The most interesting thing about the book is how it starts out with the children relating incidents in their lives when they are young. And part of you thinks, "Man, I'd love to have that life." The chapter about going out to Spring Creek for the summer is enchanting--and a dream of a childhood summer.
But there are hints of the dysfunction hiding just below the surface of this Southern story. Miss Vivi drinks too much. She and Big Shep fight too much in front of the kids. Miss Vivi is a drama queen. Everything is about HER first, and about the children only as they are extensions of herself.
The second half of the book exposes the truth beneath the stories of the first half. The children are badly damaged by their parents--a mother with a full blown narcissistic personality; the girl who never got over being "all that" in high school. A dad who checks out of the conflict and goes to the duck camp any time there is anything unpleasant to deal with. A dad that didn't protect his children.
A good book, hard to believe it was a first novel. Wells shows the dark side of the South without making the South seem all bad. You know she grew up Southern from the dialogue. She has it cold.
Parts of the book are hysterically funny. Parts ineffably sad. Worth a read if you're into Southern lit.

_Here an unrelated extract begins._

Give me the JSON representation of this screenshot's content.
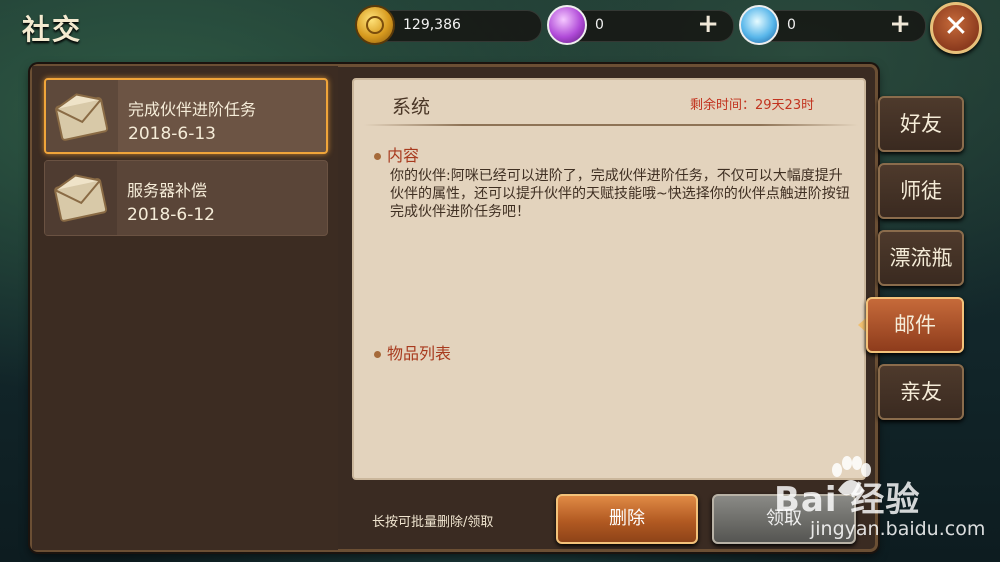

Here's a funny part (because my own sweet mom has poodles) told in the voice of Little Shep:
Buggy, my Mama's mama, has got the meanest little lapdog you ever laid eyes on. One of those puny-butt poodles that's nothing but bone and fluff. And to Buggy that dog can't do any wrong. It can pee or poop or tear up the bedspread and Buggy just say, Isn't that just the darlingest thing you have ever seen?
Even though I don't care for yap-butts like that dog, I still think an animal oughta get treated with some respect and not like a nutcase, which is what Buggy has been turning that puff-ball into.
My Daddy say, Buggy is going to drive that animal as crazy as she did her daughter.